13. August 2006

Ein - nicht ganz ungefährlicher - Ausflug in den Dschungel; die erste Begegnung mit der giftigsten Schlange Südamerikas; Früchte bieten überall eine schnelle Mahlzeit - auch für die allgegenwärtigen Ameisen

Wenn ich morgens um 5:45 Uhr aufstehe, ist es noch dunkel, denn der Sonnenaufgang ist hier am Äquator um Punkt 6:00 Uhr. Das ist zumeist die Zeit, in der ich auf dem Rückweg aus der abenteuerlichen "Nasszelle" für die morgendliche Katzenwäsche bin. Ich sehe nämlich überhaupt nicht ein, mich morgens ausgiebig zu waschen, wenn ich sowieso kurz nach der Ankunft in Shanida mit fast 100-prozentiger Wahrscheinlichkeit wieder pitschnass sein werde; sei es durch den Regen oder den hinabrinnenden Schweiß bei Sonnenschein.
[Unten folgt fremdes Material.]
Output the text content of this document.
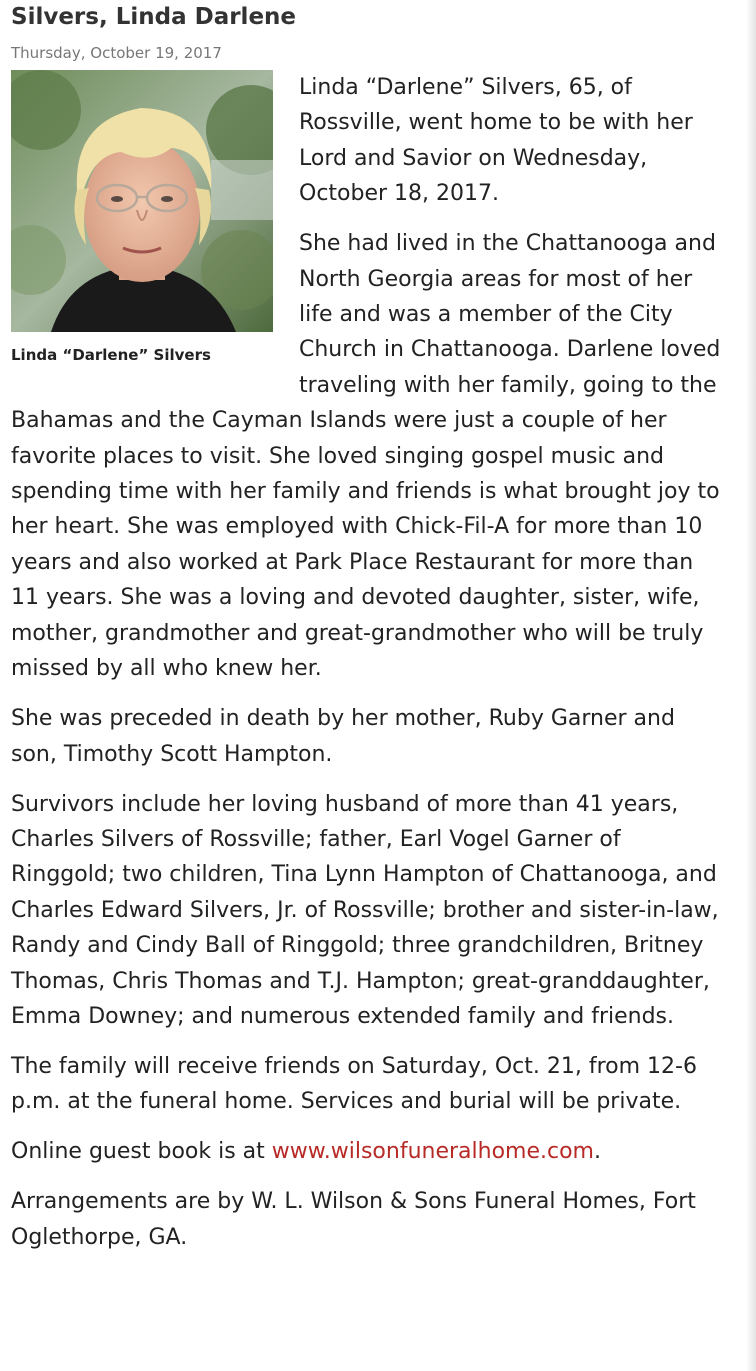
Silvers, Linda Darlene
Thursday, October 19, 2017
Linda “Darlene” Silvers

Linda “Darlene” Silvers, 65, of Rossville, went home to be with her Lord and Savior on Wednesday, October 18, 2017.

She had lived in the Chattanooga and North Georgia areas for most of her life and was a member of the City Church in Chattanooga. Darlene loved traveling with her family, going to the Bahamas and the Cayman Islands were just a couple of her favorite places to visit. She loved singing gospel music and spending time with her family and friends is what brought joy to her heart. She was employed with Chick-Fil-A for more than 10 years and also worked at Park Place Restaurant for more than 11 years. She was a loving and devoted daughter, sister, wife, mother, grandmother and great-grandmother who will be truly missed by all who knew her.

She was preceded in death by her mother, Ruby Garner and son, Timothy Scott Hampton.

Survivors include her loving husband of more than 41 years, Charles Silvers of Rossville; father, Earl Vogel Garner of Ringgold; two children, Tina Lynn Hampton of Chattanooga, and Charles Edward Silvers, Jr. of Rossville; brother and sister-in-law, Randy and Cindy Ball of Ringgold; three grandchildren, Britney Thomas, Chris Thomas and T.J. Hampton; great-granddaughter, Emma Downey; and numerous extended family and friends.

The family will receive friends on Saturday, Oct. 21, from 12-6 p.m. at the funeral home. Services and burial will be private.

Online guest book is at www.wilsonfuneralhome.com.

Arrangements are by W. L. Wilson & Sons Funeral Homes, Fort Oglethorpe, GA.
Ein atmospärisches Feuerwerk

Diesen Morgen erwartete mich aber ein ganz besonderes Schauspiel bei Carlos' Haus. Wenn ich in dort nämlich aus meiner Zimmertür trete, habe ich an klaren Tagen einen herrlichen Blick auf den etwa 50 km entfernten Vulkan "Sumaco", der das Zentrum eines gleichnamigen Nationalparks und Biosphärenreservates ist. An jenem Morgen war nicht nur die Luft besonders klar, sondern die Sonne entschied sich ebenfalls dafür, den Vulkan unter seiner verwunschenen Wolkendecke mit ihren Strahlen für ca. drei Minuten in ein märchenhaftes Farbspektakel zu verwandeln. Leider ist auf dem Foto nur ein kläglicher Abklatsch der Wirklichkeit zu sehen. Solch ein Schauspiel ist für mich aber eine echte Entschädigung für das viel zu frühe Aufstehen.
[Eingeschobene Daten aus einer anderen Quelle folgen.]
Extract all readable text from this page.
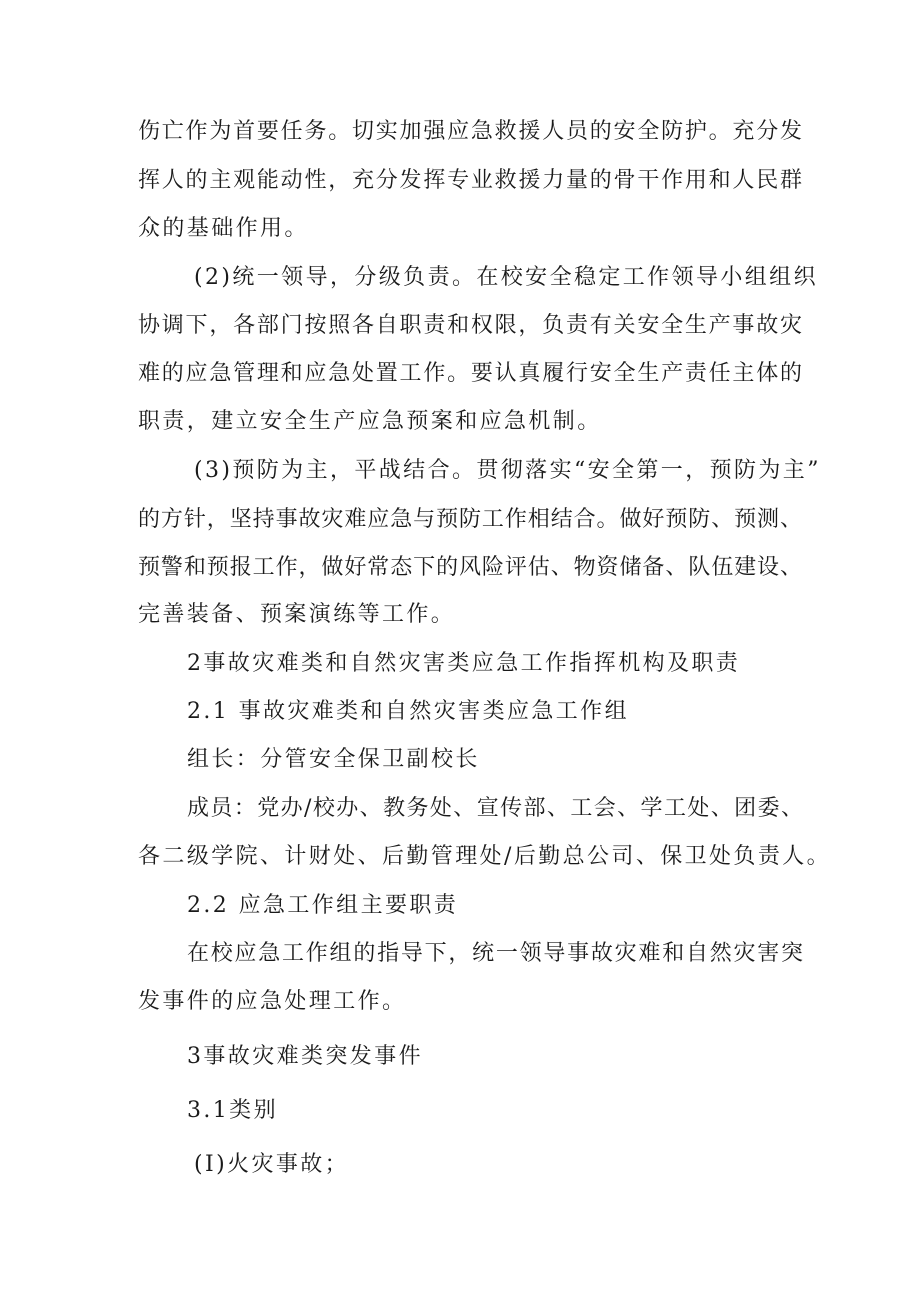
伤亡作为首要任务。切实加强应急救援人员的安全防护。充分发
挥人的主观能动性，充分发挥专业救援力量的骨干作用和人民群
众的基础作用。
(2)统一领导，分级负责。在校安全稳定工作领导小组组织
协调下，各部门按照各自职责和权限，负责有关安全生产事故灾
难的应急管理和应急处置工作。要认真履行安全生产责任主体的
职责，建立安全生产应急预案和应急机制。
(3)预防为主，平战结合。贯彻落实“安全第一，预防为主”
的方针，坚持事故灾难应急与预防工作相结合。做好预防、预测、
预警和预报工作，做好常态下的风险评估、物资储备、队伍建设、
完善装备、预案演练等工作。
2事故灾难类和自然灾害类应急工作指挥机构及职责
2.1 事故灾难类和自然灾害类应急工作组
组长：分管安全保卫副校长
成员：党办/校办、教务处、宣传部、工会、学工处、团委、
各二级学院、计财处、后勤管理处/后勤总公司、保卫处负责人。
2.2 应急工作组主要职责
在校应急工作组的指导下，统一领导事故灾难和自然灾害突
发事件的应急处理工作。
3事故灾难类突发事件
3.1类别
(I)火灾事故；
Das sollte aber nicht die letzte Entschädigung dieses Tages bleiben, denn ich hatte das Vergnügen mit Don Mariano einen weiteren Teil des Shandiagebietes zu besuchen. Wie sich herausstellte, ist dieser Bereich einer der ursprünglichsten, den ich bisher zu sehen bekommen habe. Das ist nicht zuletzt den extremen Steigungen zu verdanken, die man auf dem Wege dahin zu überwinden hat. Oben angekommen, befanden wir uns auf einem nicht einmal einen Meter breiten Grat, der nach beiden Seiten gute 30 Meter steil abfiel. Der Boden bestand aus extrem verwittertem Gestein und wir sackten nicht selten bis zum Steißbein ein und hingen dann etwas hilflos über dem Hang.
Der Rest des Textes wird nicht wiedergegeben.